O olhar do Direito e o da Medicina Psiquiátrica continuam o projecto da transparência dos seres humanos ao inquérito de grupos sociais que os querem dominar. Os magistrados e os alienistas desenvolveram as práticas que os padres dos séculos XVII e XVIII desenvolviam nas freguesias, quando ali assentavam pé para estudarem comportamentos anormais, escrevendo depois as notas nos Livros de Devassas. A observação dos alienados, dos criminosos e das pessoas normais é a continuação da agenda inquisitorial do clero. Os clérigos, os magistrados e os médicos psiquiatras irmanam-se na aversão aos conceitos de privacidade e de liberdade. O ideal da Devassa Completa acentuou-se no séc.
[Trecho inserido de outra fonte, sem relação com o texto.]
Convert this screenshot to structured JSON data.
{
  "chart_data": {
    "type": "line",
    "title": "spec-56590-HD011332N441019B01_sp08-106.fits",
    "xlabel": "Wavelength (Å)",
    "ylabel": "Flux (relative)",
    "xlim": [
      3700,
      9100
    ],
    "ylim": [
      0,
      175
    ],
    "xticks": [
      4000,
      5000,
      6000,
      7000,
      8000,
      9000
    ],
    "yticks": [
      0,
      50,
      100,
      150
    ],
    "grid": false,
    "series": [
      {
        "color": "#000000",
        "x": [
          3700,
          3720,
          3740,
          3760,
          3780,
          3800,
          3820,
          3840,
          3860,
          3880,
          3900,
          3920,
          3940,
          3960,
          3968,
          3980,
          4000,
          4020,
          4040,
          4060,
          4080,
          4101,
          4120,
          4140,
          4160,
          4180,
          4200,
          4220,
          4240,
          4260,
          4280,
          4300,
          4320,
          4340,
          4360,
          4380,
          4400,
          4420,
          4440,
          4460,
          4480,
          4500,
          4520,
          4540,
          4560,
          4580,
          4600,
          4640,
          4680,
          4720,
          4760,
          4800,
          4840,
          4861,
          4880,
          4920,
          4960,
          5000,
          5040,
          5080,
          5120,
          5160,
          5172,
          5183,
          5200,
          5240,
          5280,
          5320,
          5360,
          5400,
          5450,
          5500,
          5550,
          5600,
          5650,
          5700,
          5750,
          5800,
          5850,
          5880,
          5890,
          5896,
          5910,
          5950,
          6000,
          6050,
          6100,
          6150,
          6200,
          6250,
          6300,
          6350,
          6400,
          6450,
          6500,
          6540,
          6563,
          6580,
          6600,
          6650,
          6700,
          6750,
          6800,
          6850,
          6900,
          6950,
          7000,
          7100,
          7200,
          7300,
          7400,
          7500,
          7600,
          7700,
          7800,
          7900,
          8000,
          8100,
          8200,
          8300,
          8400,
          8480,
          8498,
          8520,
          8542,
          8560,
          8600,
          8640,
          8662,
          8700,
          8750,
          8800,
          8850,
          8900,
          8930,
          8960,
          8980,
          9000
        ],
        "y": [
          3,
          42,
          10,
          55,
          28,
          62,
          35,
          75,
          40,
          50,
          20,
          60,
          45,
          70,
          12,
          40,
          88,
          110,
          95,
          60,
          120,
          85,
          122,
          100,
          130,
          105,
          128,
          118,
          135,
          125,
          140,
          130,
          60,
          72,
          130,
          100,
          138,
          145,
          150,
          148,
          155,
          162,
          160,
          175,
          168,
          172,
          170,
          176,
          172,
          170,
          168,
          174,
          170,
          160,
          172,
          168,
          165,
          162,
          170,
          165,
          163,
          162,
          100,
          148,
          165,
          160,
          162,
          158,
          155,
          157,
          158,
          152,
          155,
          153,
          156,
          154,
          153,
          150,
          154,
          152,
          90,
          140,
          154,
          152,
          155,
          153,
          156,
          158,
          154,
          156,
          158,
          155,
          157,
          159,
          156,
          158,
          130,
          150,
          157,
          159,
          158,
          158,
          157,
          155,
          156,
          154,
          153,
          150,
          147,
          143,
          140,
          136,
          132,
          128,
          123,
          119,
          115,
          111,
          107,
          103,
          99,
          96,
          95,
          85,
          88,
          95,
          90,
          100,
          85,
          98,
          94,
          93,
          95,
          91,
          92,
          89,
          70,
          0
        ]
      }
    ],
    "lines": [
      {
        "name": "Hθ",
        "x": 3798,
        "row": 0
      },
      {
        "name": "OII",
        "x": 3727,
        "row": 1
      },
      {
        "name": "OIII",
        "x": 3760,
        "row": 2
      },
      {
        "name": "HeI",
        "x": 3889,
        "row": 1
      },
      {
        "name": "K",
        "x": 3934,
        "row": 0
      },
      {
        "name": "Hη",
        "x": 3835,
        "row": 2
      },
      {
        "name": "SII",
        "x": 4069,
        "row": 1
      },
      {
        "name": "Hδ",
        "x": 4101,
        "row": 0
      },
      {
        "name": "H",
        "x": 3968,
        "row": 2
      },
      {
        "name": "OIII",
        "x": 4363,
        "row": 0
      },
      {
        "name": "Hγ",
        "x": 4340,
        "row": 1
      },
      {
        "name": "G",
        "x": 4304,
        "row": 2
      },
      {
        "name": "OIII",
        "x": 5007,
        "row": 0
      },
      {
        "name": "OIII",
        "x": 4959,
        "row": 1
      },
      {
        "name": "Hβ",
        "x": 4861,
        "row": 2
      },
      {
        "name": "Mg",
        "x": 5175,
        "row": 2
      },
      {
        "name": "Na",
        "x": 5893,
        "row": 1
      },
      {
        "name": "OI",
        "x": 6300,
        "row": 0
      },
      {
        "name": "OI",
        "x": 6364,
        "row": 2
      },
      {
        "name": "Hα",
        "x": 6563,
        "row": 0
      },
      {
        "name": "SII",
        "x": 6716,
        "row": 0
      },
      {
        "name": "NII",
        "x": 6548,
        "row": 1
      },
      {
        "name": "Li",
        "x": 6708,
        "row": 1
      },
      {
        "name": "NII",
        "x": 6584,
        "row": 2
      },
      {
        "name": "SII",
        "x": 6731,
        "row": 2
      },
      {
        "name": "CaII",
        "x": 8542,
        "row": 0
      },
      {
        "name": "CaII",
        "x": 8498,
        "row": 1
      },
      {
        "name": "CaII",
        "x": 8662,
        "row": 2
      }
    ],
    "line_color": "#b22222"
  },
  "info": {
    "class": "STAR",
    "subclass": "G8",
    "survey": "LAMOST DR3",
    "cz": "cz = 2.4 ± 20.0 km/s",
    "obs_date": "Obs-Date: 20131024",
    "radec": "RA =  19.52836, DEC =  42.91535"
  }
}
XIX e está para continuar. Os pareceres médico-legais do séc. XIX levantam problemas que redescobrimos há pouco tempo. Quando fazem o historial do crime e dos seus antecedentes, os psiquiatras constatam que grande parte dos crimes se faz anunciar por sinais prévios que se fossem interpretados pelas famílias, pelos vizinhos próximos e pelas autoridades, os poderiam evitar.
Mas um dos problemas mais fascinantes que atravessam todos os casos de avaliação psiquiátrica da responsabilidade criminal é o da simulação da loucura para evitar as penas. E perde-se muito por não existir quem, nas áreas da Medicina e do Direito, se sente para reflectir e nos oferecer essas reflexões sobre a matéria. Até porque os advogados penalistas se tornam cada vez mais hábeis em explorar aspectos clínicos para defender causas de Direito.